川崎市川崎区の住宅で一部白骨化した遺体が見つかった事件で、死亡した岡崎彩咲陽さん(20)は失踪直前「自宅付近をうろつかれている」と自ら通報するなど、神奈川県警にストーカー被害を繰り返し訴えていた。遺族は「SOSを出していたのに」と県警の対応を疑問視する。識者も「犯罪を未然に防ぐというストーカー規制法の趣旨を理解していない」と批判。県警内部の情報共有にも問題があった可能性があると話した。
県警は、白井秀征容疑者(27)と連絡を取らないようアドバイスし、パトカーでの警戒も実施。人身安全対策課は3日「必要な措置を講じてきた」と説明した。ただ、ストーカー被害の相談を受けているとの認識が当初なく、規制法に基づく警告は出していなかった。
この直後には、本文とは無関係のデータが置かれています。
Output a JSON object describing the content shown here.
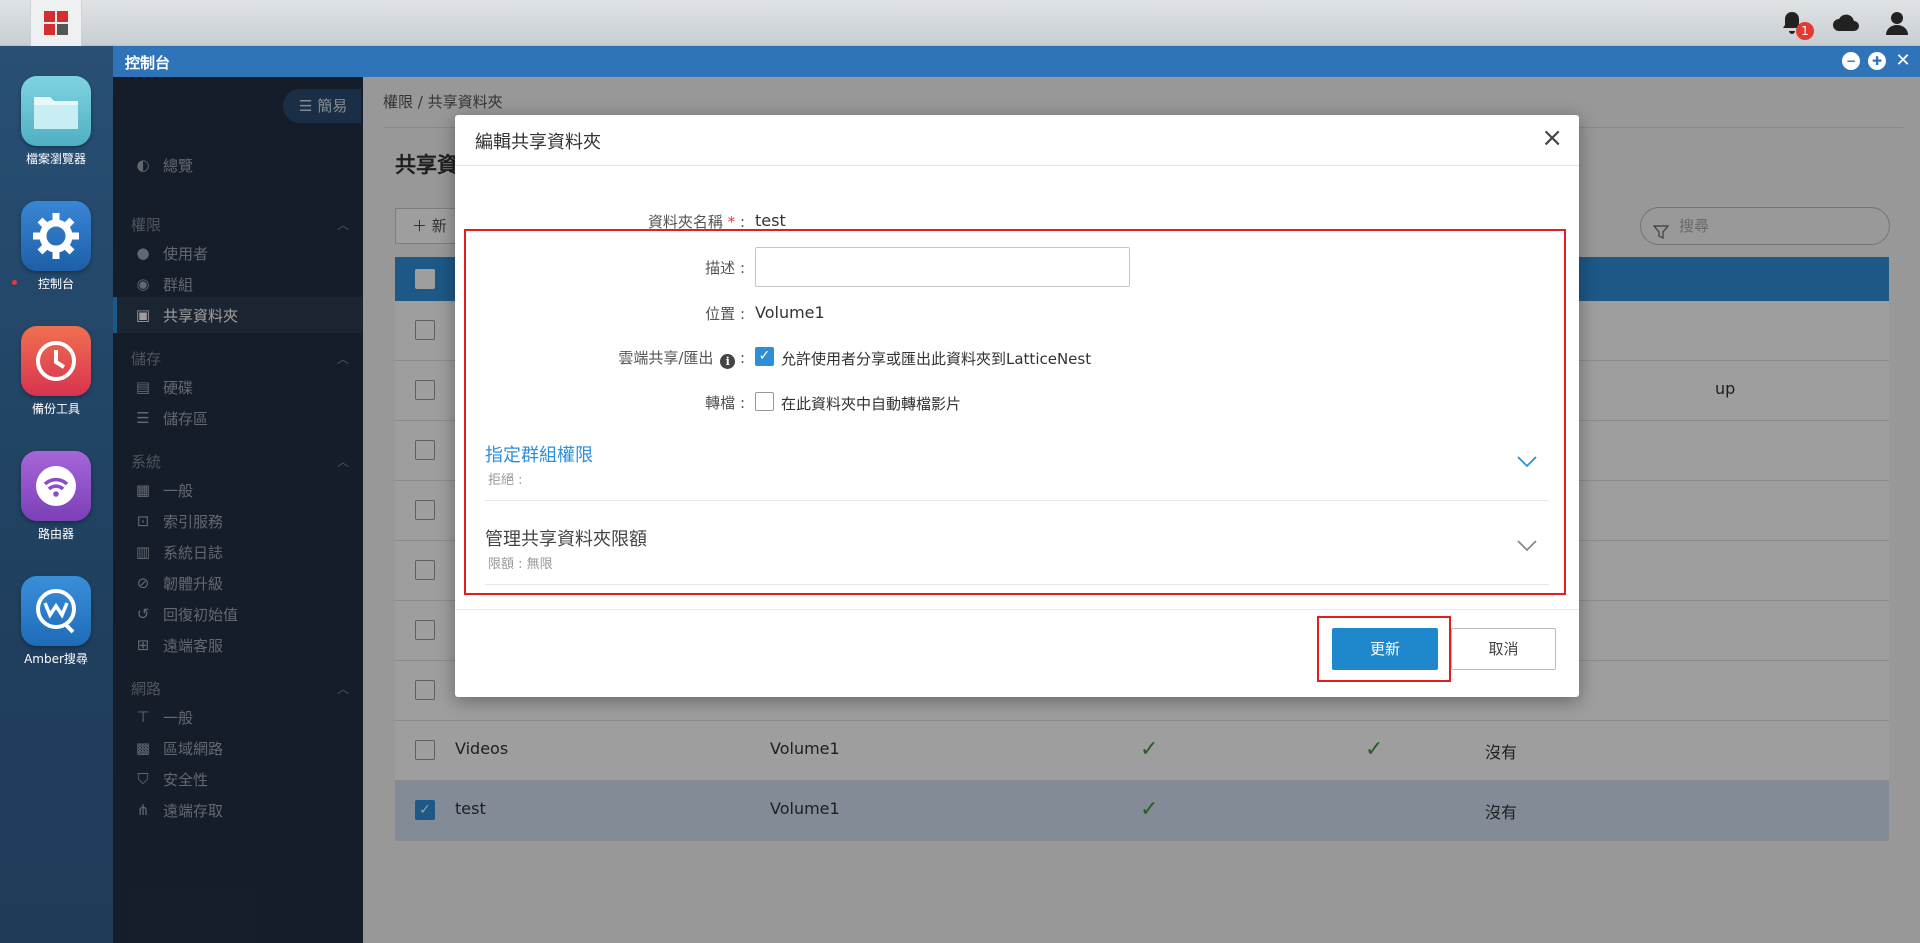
{
  "topbar": {
    "notification_count": "1"
  },
  "dock": {
    "apps": [
      {
        "label": "檔案瀏覽器"
      },
      {
        "label": "控制台"
      },
      {
        "label": "備份工具"
      },
      {
        "label": "路由器"
      },
      {
        "label": "Amber搜尋"
      }
    ]
  },
  "window": {
    "title": "控制台",
    "controls": {
      "minimize": "−",
      "maximize": "✚",
      "close": "✕"
    }
  },
  "sidebar": {
    "mode_button": "簡易",
    "overview": "總覽",
    "sections": [
      {
        "title": "權限",
        "items": [
          "使用者",
          "群組",
          "共享資料夾"
        ]
      },
      {
        "title": "儲存",
        "items": [
          "硬碟",
          "儲存區"
        ]
      },
      {
        "title": "系統",
        "items": [
          "一般",
          "索引服務",
          "系統日誌",
          "韌體升級",
          "回復初始值",
          "遠端客服"
        ]
      },
      {
        "title": "網路",
        "items": [
          "一般",
          "區域網路",
          "安全性",
          "遠端存取"
        ]
      }
    ]
  },
  "main": {
    "breadcrumb": "權限 / 共享資料夾",
    "page_title": "共享資",
    "new_button": "新",
    "search_placeholder": "搜尋",
    "partial_cell": "up",
    "rows": [
      {
        "name": "Videos",
        "location": "Volume1",
        "col3": "✓",
        "col4": "✓",
        "status": "沒有",
        "checked": false
      },
      {
        "name": "test",
        "location": "Volume1",
        "col3": "✓",
        "col4": "",
        "status": "沒有",
        "checked": true
      }
    ]
  },
  "modal": {
    "title": "編輯共享資料夾",
    "close": "×",
    "name_label": "資料夾名稱",
    "name_required": "*",
    "name_colon": ":",
    "name_value": "test",
    "desc_label": "描述 :",
    "desc_value": "",
    "location_label": "位置 :",
    "location_value": "Volume1",
    "cloud_label": "雲端共享/匯出",
    "cloud_colon": ":",
    "cloud_checkbox_label": "允許使用者分享或匯出此資料夾到LatticeNest",
    "transcode_label": "轉檔 :",
    "transcode_checkbox_label": "在此資料夾中自動轉檔影片",
    "group_section_title": "指定群組權限",
    "group_section_sub": "拒絕 :",
    "quota_section_title": "管理共享資料夾限額",
    "quota_section_sub": "限額 : 無限",
    "update_button": "更新",
    "cancel_button": "取消"
  },
  "colors": {
    "accent": "#2f8ed8",
    "highlight": "#e02020",
    "window_title": "#2f73b8"
  }
}
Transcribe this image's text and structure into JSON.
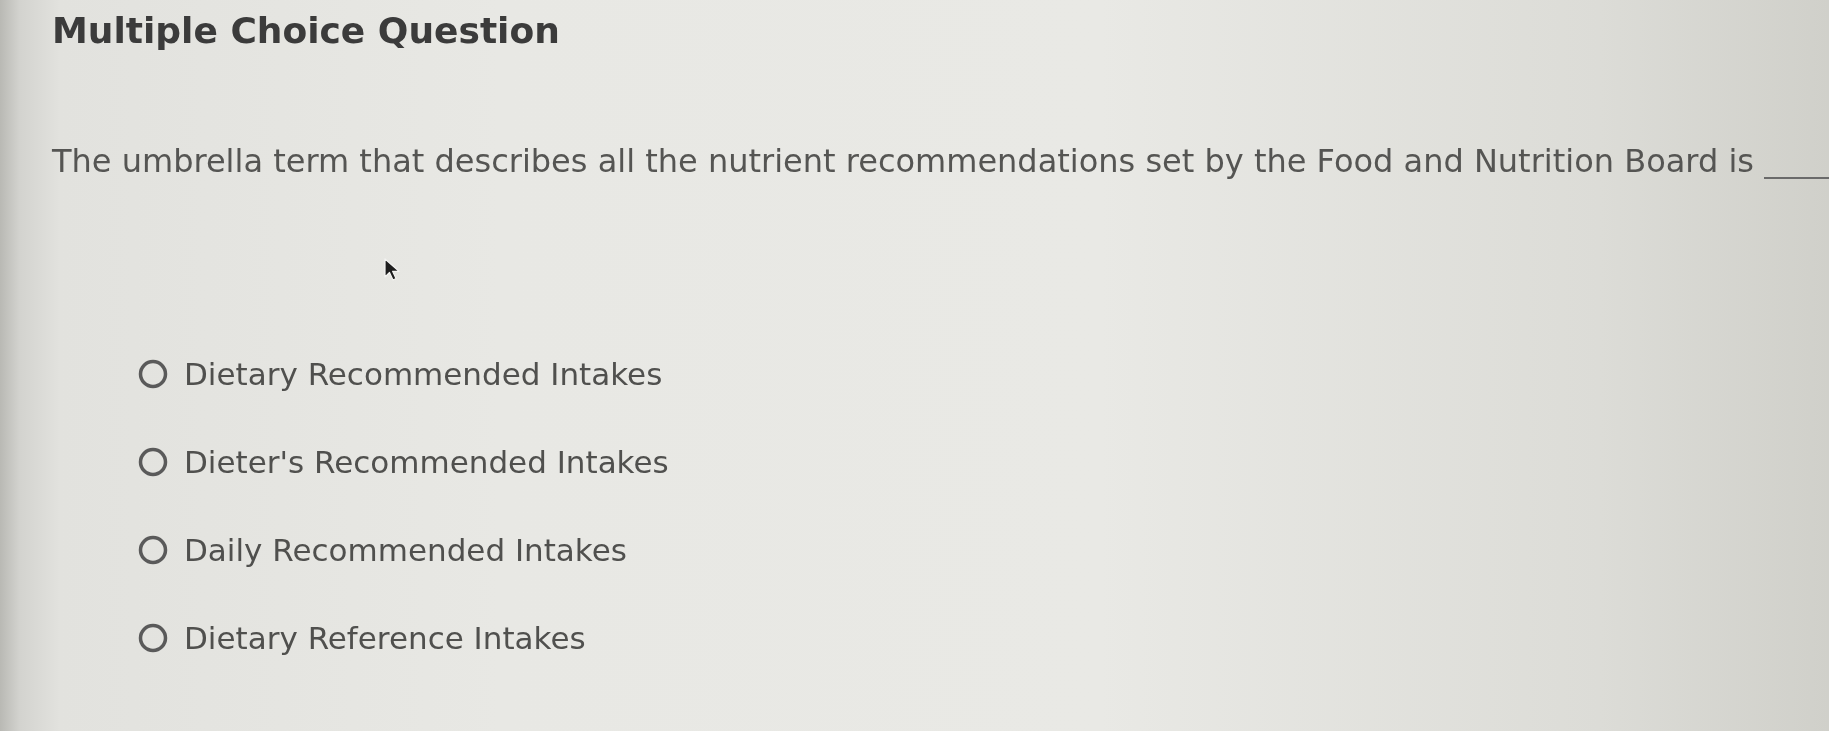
{
  "title": "Multiple Choice Question",
  "question": {
    "text": "The umbrella term that describes all the nutrient recommendations set by the Food and Nutrition Board is",
    "blank": true
  },
  "options": [
    {
      "label": "Dietary Recommended Intakes",
      "selected": false
    },
    {
      "label": "Dieter's Recommended Intakes",
      "selected": false
    },
    {
      "label": "Daily Recommended Intakes",
      "selected": false
    },
    {
      "label": "Dietary Reference Intakes",
      "selected": false
    }
  ]
}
岡崎さんの父鉄也さん(51)は「最初から最後まで『ストーカーで捕まえてくれ』と言っていたのに…」と不信感を強める。
ストーカー問題に取り組むNPO法人「ヒューマニティ」の小早川明子理事は「規制法は行政処分を出すなど、犯罪を未然に防ぐことが目玉だ。この視点を有効に生かしてほしかった」と話す。